Stat-like command-line tools for admins

mpstat

One more tool I want to mention is not exactly along the lines of vmstat or dstat, but it has helped me when I'm helping a user with an application, particularly one that uses more than one core. The tool is part of Systat [11], and is called mpstat [12]. Mpstat is more like iostat or nfsiostat, and it gives perhaps more and better information about the CPUs than vmstat or dstat. Because virtually all systems today have more than one core, mpstat can be very useful in tracking CPU usage. I use it when I'm writing OpenMP [12] code and want to see how much of the core capability I'm using. Figure 6 shows the output from

mpstat 1 10
Figure 6: Mpstat output for all processors combined while running Python code.

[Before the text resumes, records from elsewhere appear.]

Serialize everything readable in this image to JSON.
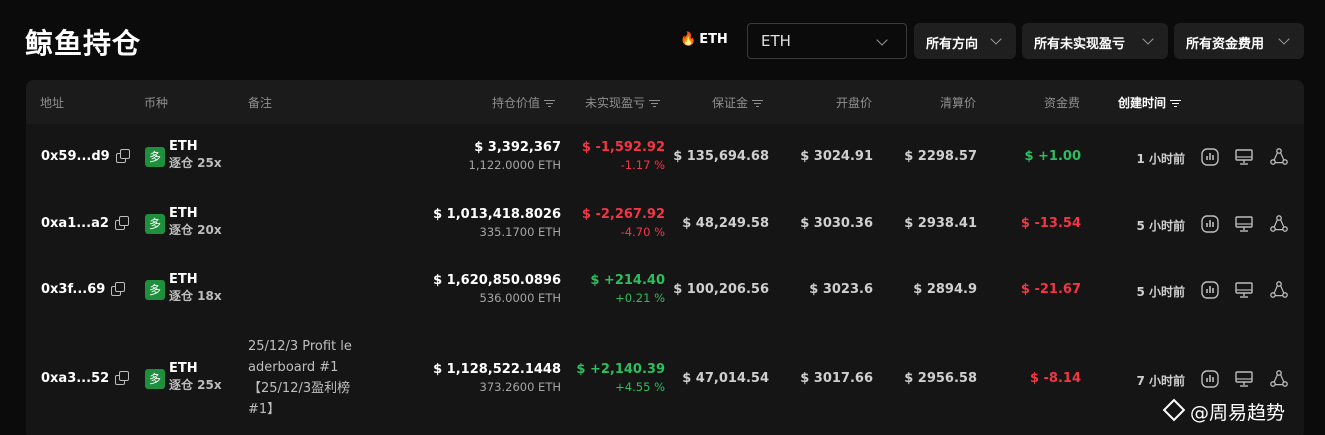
{
  "page": {
    "title": "鲸鱼持仓"
  },
  "filters": {
    "coin_tag": "ETH",
    "coin_select": "ETH",
    "direction": "所有方向",
    "pnl": "所有未实现盈亏",
    "funding": "所有资金费用"
  },
  "columns": {
    "address": "地址",
    "coin": "币种",
    "note": "备注",
    "position_value": "持仓价值",
    "unrealized_pnl": "未实现盈亏",
    "margin": "保证金",
    "open_price": "开盘价",
    "liq_price": "清算价",
    "funding_fee": "资金费",
    "created_time": "创建时间"
  },
  "rows": [
    {
      "address": "0x59...d9",
      "side": "多",
      "coin": "ETH",
      "leverage": "逐仓 25x",
      "note": "",
      "value": "$ 3,392,367",
      "size": "1,122.0000 ETH",
      "pnl": "$ -1,592.92",
      "pnl_pct": "-1.17 %",
      "pnl_sign": "neg",
      "margin": "$ 135,694.68",
      "open": "$ 3024.91",
      "liq": "$ 2298.57",
      "funding": "$ +1.00",
      "funding_sign": "pos",
      "time": "1 小时前"
    },
    {
      "address": "0xa1...a2",
      "side": "多",
      "coin": "ETH",
      "leverage": "逐仓 20x",
      "note": "",
      "value": "$ 1,013,418.8026",
      "size": "335.1700 ETH",
      "pnl": "$ -2,267.92",
      "pnl_pct": "-4.70 %",
      "pnl_sign": "neg",
      "margin": "$ 48,249.58",
      "open": "$ 3030.36",
      "liq": "$ 2938.41",
      "funding": "$ -13.54",
      "funding_sign": "neg",
      "time": "5 小时前"
    },
    {
      "address": "0x3f...69",
      "side": "多",
      "coin": "ETH",
      "leverage": "逐仓 18x",
      "note": "",
      "value": "$ 1,620,850.0896",
      "size": "536.0000 ETH",
      "pnl": "$ +214.40",
      "pnl_pct": "+0.21 %",
      "pnl_sign": "pos",
      "margin": "$ 100,206.56",
      "open": "$ 3023.6",
      "liq": "$ 2894.9",
      "funding": "$ -21.67",
      "funding_sign": "neg",
      "time": "5 小时前"
    },
    {
      "address": "0xa3...52",
      "side": "多",
      "coin": "ETH",
      "leverage": "逐仓 25x",
      "note": "25/12/3 Profit leaderboard #1【25/12/3盈利榜#1】",
      "value": "$ 1,128,522.1448",
      "size": "373.2600 ETH",
      "pnl": "$ +2,140.39",
      "pnl_pct": "+4.55 %",
      "pnl_sign": "pos",
      "margin": "$ 47,014.54",
      "open": "$ 3017.66",
      "liq": "$ 2956.58",
      "funding": "$ -8.14",
      "funding_sign": "neg",
      "time": "7 小时前"
    }
  ],
  "watermark": "@周易趋势",
  "icons": [
    "copy-icon",
    "chart-icon",
    "monitor-icon",
    "share-icon",
    "sort-icon",
    "chevron-down-icon",
    "fire-icon"
  ],
  "colors": {
    "positive": "#2ebd5f",
    "negative": "#f23645",
    "badge": "#1e8f3c"
  }
}
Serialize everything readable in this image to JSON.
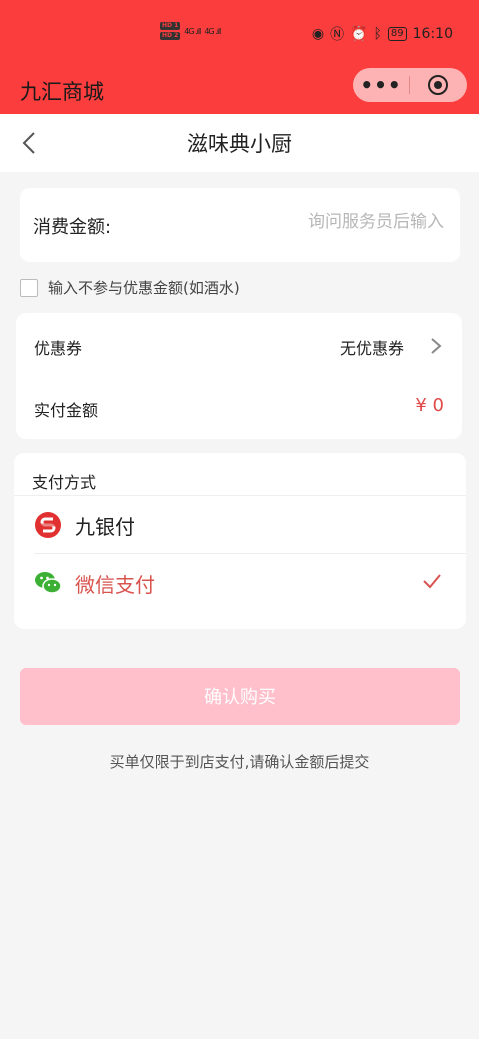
{
  "status_bar": {
    "hd1": "HD 1",
    "hd2": "HD 2",
    "signal1": "4G .ıll",
    "signal2": "4G .ıll",
    "battery": "89",
    "time": "16:10",
    "icons": [
      "eye-icon",
      "nfc-icon",
      "alarm-icon",
      "bluetooth-icon",
      "battery-icon"
    ]
  },
  "app": {
    "title": "九汇商城"
  },
  "capsule": {
    "more_label": "•••"
  },
  "page": {
    "title": "滋味典小厨"
  },
  "amount": {
    "label": "消费金额:",
    "placeholder": "询问服务员后输入",
    "value": ""
  },
  "exclude": {
    "label": "输入不参与优惠金额(如酒水)",
    "checked": false
  },
  "coupon": {
    "label": "优惠券",
    "value": "无优惠券"
  },
  "actual": {
    "label": "实付金额",
    "value": "¥ 0"
  },
  "payment": {
    "title": "支付方式",
    "methods": [
      {
        "name": "九银付",
        "selected": false,
        "color": "#222222"
      },
      {
        "name": "微信支付",
        "selected": true,
        "color": "#d9534f"
      }
    ]
  },
  "confirm": {
    "label": "确认购买"
  },
  "footnote": "买单仅限于到店支付,请确认金额后提交",
  "colors": {
    "brand_red": "#fb3d3d",
    "accent_red": "#e24a4a",
    "button_disabled": "#ffbfcb",
    "wechat_green": "#3cb034"
  }
}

which outputs CPU statistics for 10 seconds at one-second intervals. The output first displays the system and the number of CPUs (eight, in this case), then starts printing the stats for all of the CPUs combined. The output is fairly similar to that of vmstat and dstat (Table 3).

Table 3: Mpstat Output

Column Output
CPU Processor number to which the output refers. In Figure 6, it refers to all processors combined.
%usr Percent CPU utilization by user applications.
%nice Percent CPU utilization by user applications using the "nice" priority.
%sys Percent CPU utilization at the system level (kernel). This does not include the time for servicing hardware or software interrupts.
%iowait Percent CPU spent idle during which the system had an outstanding I/O request.
%irq Percent CPU utilization spent servicing hardware interrupts.
%soft Percent CPU utilization spent servicing software interrupts.
%steal Percent CPU utilization spent in involuntary wait by the virtual CPU or CPUs while the hypervisor was servicing another virtual processor.
%guest Percent CPU utilization spent by the CPU or CPUs to run a virtual processor.
%gnice Percent CPU utilization spent by the CPU or CPUs to run a guest with a "nice" priority.
%idle Percent CPU utilization spent idle while the system did not have an outstanding I/O request.

The user applications are using a little over 13% of the total CPU capability, and the system is using a little less than 0.25%. The remaining roughly 86+% is idle (close to seven of eight cores). To see the details for each processor, use:

mpstat -P ALL

to show the same stats as in Figure 6, but for all of the CPU's combined and then for each core (Figure 7). I use this option to see if my programs using OpenMP code are using much of the CPU, which I hope reaches maximum core utilization.

Figure 7: Mpstat output for each processor while running Python code.

Summary

Sometimes you only have simple shell or crash cart access to a wayward node, so you can't run X. That means you have to rely on simple ASCII tools to help debug the problems.

I have found vmstat invaluable for diagnosing misbehaving nodes or checking or profiling user applications. For example, often when a user's application starts running slower, it's simply a matter of the user's application swapping on the compute nodes. A quick vmstat **1 **10 lets me see the problem and address it quickly. However, sometimes other issues require that you diagnose a node, and vmstat can't help. Fortunately, other people have run into the same problem and dstat was created. I tend to use dstat to get more information than I can get with vmstat.

Another tool I use, but not really to debug nodes, is mpstat, which helps me understand what my code is doing on a node. For example, if I'm writing OpenMP code, I can use mpstat to see if the cores are being used by user applications and, if so, how much. Moreover, you can use mpstat to diagnose performance problems that answer the question, "Why isn't my code running faster?"